COLUMBIA, MO -- Earthquakes and volcanic activity occur when the tectonic plates that make up Earth's surface move apart or converge. While this activity is relatively easy to observe on land, it's more difficult to observe under the ocean, where most of it occurs. A University of Missouri-Columbia (MU) researcher will soon undertake a study to learn more about this process by placing sensors on a mid-ocean ridge called the East Pacific Rise.
"Right now, we can only listen from land using seismometers or in the oceans using hydrophones and try to find out when there is activity in a mid-ocean ridge," said Marie-Helene Cormier, assistant professor of geological sciences in MU's College of Arts and Science. "We might not know for a few days, and then it might take at least a week to get a ship to the site. If we want to study what's happening, it's very difficult to get accurate and timely information. Our goal is to put sensors in place so that we can record activity as it is happening. When we recover our sensors, we'll be able to study what was happening during those moments."
In mid February, Cormier and her colleagues, Spahr Webb and Roger Buck of Columbia University, will place sensors on the seafloor in multiple positions along the East Pacific Rise southwest of Mexico. The sensors will measure and record changes in the pressure of the water column above them. Cormier said the pressure of the water is expected to decrease during ridge activity because magma flows up between the two plates, creating new seafloor and raising the height of the sensors by a few inches. She and her team will collect data from the sensors until they are removed from the ocean floor in 2009 or 2010. MU undergraduate students are expected to accompany Cormier on the research mission to learn more about geology and marine research.
"We expect there will be activity in this area while the sensors are there," Cormier said. "We'll measure, use computer models, and compare data of the seascape from previous missions to this area to learn more about what's happening."
The data from the study could help scientists better understand what happens when tectonic plates move apart. This activity can cause underwater volcanic eruptions and earthquakes that result in the cycling of large quantities of seawater through the ocean floor, creating a nutrient-rich environment for bacteria and microorganisms. Cormier said the new magma and heat that come from below the earth's surface attract organisms to the new nutrient-rich, warm waters that are expelled from the seafloor.
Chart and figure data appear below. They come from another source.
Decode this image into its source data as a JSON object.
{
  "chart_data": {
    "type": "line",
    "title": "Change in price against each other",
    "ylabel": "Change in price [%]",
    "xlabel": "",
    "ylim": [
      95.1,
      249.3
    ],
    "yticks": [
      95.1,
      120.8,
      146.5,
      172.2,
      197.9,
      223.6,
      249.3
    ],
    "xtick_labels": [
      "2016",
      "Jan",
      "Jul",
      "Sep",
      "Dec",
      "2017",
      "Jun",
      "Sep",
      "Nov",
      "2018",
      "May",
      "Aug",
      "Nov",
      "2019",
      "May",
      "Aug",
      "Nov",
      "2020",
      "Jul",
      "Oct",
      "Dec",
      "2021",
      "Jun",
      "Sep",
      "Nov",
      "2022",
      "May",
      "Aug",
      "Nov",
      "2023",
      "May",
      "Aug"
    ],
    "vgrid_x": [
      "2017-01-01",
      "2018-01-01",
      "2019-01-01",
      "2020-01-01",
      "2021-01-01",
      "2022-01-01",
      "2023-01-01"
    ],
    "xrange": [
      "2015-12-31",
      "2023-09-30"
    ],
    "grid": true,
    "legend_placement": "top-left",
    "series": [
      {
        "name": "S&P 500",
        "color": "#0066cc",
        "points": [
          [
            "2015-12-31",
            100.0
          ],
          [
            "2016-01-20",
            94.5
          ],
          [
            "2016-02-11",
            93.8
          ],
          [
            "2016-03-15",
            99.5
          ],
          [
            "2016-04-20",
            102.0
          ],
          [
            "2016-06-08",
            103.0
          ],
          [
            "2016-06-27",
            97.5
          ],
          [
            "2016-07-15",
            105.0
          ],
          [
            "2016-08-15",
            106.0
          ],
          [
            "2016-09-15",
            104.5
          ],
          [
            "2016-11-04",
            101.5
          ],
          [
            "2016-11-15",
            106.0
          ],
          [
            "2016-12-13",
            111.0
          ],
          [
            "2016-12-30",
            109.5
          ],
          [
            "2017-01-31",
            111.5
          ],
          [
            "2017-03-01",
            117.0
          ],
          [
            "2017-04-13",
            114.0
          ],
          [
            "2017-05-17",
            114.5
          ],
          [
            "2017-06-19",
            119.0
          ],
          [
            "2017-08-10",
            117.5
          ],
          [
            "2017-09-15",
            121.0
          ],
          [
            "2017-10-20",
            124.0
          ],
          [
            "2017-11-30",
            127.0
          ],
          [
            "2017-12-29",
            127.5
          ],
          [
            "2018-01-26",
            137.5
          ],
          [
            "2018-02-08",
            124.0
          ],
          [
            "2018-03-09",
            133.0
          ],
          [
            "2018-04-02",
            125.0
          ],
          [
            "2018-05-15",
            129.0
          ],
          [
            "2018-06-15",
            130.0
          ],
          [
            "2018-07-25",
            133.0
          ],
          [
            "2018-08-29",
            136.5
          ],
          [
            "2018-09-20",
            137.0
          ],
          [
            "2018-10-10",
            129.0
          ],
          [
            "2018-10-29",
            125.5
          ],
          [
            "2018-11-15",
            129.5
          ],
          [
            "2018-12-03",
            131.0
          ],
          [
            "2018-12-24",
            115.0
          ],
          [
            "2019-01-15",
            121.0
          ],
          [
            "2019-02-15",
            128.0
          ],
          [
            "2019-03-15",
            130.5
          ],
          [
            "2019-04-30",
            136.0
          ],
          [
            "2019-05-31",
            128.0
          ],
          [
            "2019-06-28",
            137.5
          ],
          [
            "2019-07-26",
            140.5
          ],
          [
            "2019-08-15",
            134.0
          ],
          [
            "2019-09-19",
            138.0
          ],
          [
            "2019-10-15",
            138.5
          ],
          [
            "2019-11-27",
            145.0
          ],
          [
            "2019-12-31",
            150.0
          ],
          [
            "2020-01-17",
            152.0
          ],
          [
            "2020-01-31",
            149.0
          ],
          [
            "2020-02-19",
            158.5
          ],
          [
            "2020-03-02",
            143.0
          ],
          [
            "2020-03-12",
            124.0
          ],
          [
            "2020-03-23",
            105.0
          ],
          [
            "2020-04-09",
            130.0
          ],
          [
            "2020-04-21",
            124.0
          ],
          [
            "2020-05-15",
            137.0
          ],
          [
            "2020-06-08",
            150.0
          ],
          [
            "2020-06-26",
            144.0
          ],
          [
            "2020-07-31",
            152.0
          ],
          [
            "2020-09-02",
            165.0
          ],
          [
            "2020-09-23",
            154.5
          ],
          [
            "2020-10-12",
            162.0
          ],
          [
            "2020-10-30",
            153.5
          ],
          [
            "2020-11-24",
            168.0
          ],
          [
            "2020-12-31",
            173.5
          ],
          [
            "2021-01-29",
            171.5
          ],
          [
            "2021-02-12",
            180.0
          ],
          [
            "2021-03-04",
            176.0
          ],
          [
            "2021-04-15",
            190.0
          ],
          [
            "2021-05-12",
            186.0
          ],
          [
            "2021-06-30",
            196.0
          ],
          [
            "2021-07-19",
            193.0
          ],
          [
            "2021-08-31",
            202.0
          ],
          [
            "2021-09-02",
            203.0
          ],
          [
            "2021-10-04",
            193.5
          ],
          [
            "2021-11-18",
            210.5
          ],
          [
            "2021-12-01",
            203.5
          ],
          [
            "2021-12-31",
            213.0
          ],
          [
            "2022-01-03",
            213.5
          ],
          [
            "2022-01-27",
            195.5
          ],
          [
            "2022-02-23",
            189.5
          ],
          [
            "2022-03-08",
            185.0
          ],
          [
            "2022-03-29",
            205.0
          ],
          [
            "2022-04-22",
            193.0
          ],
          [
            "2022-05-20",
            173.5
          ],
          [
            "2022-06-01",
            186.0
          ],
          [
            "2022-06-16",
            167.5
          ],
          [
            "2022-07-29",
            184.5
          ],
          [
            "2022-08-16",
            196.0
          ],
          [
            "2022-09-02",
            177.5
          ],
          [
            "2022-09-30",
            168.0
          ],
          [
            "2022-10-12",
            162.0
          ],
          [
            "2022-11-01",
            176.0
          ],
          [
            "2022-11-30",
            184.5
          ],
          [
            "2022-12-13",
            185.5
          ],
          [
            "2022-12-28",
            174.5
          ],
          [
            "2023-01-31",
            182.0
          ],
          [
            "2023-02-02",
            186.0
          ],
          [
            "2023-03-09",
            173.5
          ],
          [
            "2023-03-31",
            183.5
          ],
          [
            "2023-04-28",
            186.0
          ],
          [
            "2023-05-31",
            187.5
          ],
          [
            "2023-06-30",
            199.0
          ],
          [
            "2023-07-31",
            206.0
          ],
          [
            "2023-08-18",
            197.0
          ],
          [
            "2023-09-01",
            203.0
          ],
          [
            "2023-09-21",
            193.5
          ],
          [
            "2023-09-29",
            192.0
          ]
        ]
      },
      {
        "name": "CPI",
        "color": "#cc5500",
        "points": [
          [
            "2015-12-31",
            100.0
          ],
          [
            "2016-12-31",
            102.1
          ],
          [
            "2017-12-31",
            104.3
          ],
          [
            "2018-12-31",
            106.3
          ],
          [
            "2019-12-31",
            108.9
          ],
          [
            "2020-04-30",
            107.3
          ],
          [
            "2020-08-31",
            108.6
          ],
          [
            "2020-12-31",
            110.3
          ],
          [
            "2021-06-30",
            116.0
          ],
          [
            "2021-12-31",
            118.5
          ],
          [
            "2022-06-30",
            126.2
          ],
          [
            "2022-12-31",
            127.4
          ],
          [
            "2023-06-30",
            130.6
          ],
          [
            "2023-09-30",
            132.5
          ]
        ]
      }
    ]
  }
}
"We want to understand more about what's happening under the oceans," Cormier said. "We can look at maps of Earth and see many details about the landforms above sea level, but we don't know nearly as much about what's under the ocean. Seventy percent of our land is under the ocean, so it's important to map out what landforms there are and understand what's happening there."
This research is supported by a National Science Foundation (NSF) grant. Through its "Research Experience for Undergraduates" initiative, the NSF also has approved some funds to assist the undergraduate students in their participation in the expedition.